The evidence that one PPI might be safer than another for patients also taking clopidogrel is evolving and controversial. An analysis of the Clopidogrel for the Reducation of Events During Observation (CREDO) study illustrated that use of a PPI increased cardiovascular events regardless of whether patients were receiving clopidogrel.10 A preliminary presentation on the Medco Outcomes study, the largest study of this topic to date (with 16 690 patients), showed that concurrent use of clopidogrel and a PPI led to more cardiovascular events than use of clopidogrel alone.11 The increased risk of cardiovascular events was similar among all PPIs studied (omeprazole, esomeprazole, pantoprazole, and lansoprazole), with the highest rate of cardiovascular events occurring among patients taking pantoprazole. Thus, there are conflicting data about whether one particular PPI is safe for use by patients taking clopidogrel.
The US Food and Drug Administration is reviewing the data on interactions between clopidogrel and PPIs, but firm recommendations have yet to be made.12 The latest guidelines from the American College of Cardiology and the American College of Gastroenterology recommend that PPIs should be prescribed when there is a clinical indication for them.13
Evidence is emerging of an association between concurrent use of clopidogrel and PPIs and adverse cardiac outcomes, which supports the mechanistic hypothesis that PPI inhibits the bioactivation of clopidogrel. However, the data are conflicting, and it is not clear if there is one PPI that is safer than the others.

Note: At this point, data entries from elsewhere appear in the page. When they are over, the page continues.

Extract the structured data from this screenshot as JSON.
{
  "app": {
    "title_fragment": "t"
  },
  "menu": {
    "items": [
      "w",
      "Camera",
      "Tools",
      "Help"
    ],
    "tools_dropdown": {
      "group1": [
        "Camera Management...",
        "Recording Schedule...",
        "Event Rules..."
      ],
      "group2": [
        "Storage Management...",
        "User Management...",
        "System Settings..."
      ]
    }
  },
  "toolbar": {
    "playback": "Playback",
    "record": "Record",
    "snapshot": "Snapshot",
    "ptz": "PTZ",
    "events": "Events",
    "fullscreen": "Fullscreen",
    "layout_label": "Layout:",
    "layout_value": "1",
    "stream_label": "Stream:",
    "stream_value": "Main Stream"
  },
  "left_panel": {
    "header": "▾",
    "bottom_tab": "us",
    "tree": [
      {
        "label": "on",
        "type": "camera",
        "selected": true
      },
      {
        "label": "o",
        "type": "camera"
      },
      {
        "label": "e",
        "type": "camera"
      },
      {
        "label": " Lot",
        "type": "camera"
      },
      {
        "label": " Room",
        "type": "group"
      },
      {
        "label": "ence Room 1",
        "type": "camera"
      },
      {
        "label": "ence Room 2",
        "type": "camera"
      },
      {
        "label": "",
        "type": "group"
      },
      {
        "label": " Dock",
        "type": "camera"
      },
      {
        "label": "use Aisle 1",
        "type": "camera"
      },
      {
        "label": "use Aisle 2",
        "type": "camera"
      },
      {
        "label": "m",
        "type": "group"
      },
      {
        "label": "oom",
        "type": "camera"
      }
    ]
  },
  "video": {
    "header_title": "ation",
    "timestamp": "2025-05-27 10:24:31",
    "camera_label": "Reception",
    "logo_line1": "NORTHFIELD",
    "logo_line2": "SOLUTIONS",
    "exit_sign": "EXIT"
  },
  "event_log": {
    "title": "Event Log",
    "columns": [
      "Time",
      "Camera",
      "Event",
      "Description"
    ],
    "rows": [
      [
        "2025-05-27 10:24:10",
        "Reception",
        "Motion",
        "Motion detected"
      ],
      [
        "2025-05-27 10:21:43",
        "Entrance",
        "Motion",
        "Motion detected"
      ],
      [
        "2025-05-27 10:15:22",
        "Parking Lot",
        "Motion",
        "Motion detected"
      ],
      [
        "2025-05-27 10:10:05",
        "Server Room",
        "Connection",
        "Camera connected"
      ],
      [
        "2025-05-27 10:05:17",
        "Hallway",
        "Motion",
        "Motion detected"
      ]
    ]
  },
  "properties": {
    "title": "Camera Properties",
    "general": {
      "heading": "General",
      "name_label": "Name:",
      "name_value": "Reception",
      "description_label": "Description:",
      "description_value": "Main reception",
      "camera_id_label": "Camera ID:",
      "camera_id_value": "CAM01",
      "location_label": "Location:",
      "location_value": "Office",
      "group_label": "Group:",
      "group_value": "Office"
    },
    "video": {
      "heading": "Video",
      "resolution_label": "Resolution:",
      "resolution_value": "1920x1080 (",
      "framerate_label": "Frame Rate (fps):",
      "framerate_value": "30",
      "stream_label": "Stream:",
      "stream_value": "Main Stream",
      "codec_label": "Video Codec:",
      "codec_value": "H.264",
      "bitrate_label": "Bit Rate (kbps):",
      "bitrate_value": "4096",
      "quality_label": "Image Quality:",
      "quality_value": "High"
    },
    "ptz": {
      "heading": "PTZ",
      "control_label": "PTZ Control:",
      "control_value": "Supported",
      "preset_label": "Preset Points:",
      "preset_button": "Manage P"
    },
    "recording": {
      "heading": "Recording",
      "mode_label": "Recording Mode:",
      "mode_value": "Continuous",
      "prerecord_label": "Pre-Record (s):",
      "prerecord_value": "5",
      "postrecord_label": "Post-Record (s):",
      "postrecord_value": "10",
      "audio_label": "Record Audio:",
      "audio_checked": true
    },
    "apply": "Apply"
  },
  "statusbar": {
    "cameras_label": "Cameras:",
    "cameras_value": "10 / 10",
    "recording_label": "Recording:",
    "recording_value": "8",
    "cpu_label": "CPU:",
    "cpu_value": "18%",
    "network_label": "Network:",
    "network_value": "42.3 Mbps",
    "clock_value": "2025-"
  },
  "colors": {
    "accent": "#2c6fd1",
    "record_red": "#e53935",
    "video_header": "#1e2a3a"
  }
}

On the basis of the data available, use of PPIs should be avoided by patients who are already taking clopidogrel. Histamine2 receptor antagonists should be considered, if appropriate, in lieu of a PPI. If a PPI is absolutely necessary, omeprazole should be avoided, given laboratory and clinical studies that have consistently demonstrated an interaction. Pantoprazole is preferred if a PPI is strongly indicated, based solely on laboratory and mechanistic data. The benefit of spacing the administration of clopidogrel and PPI over time, to minimize the impact of this potential drug interaction, is unclear.
Other review articles that have recently been published on this drug–drug interaction14,15 confirm that the literature about this particular interaction is constantly evolving. These review articles reached a similar overall conclusion as did the authors of the current review: that concomitant administration of clopidogrel and PPIs should be avoided because of a purported drug–drug interaction. The reviews differed slightly in their recommendation as to whether one particular PPI is safe for use with clopidogrel, because of differing interpretations of subgroup analyses of the published studies included in the reviews and differing relative emphasis on laboratory and clinical results. Interestingly, more recent evidence from prospective randomized trials suggests no clinically significant drug–drug interaction between clopidogrel and PPIs at all.16,17 The results of these 2 prospective studies are not covered in the current review, because the current article was already in production at the time these 2 trials were published. The evidence for the drug interaction between clopidogrel and PPIs continues to evolve, and health care professionals must remain alert to further evidence as it arises.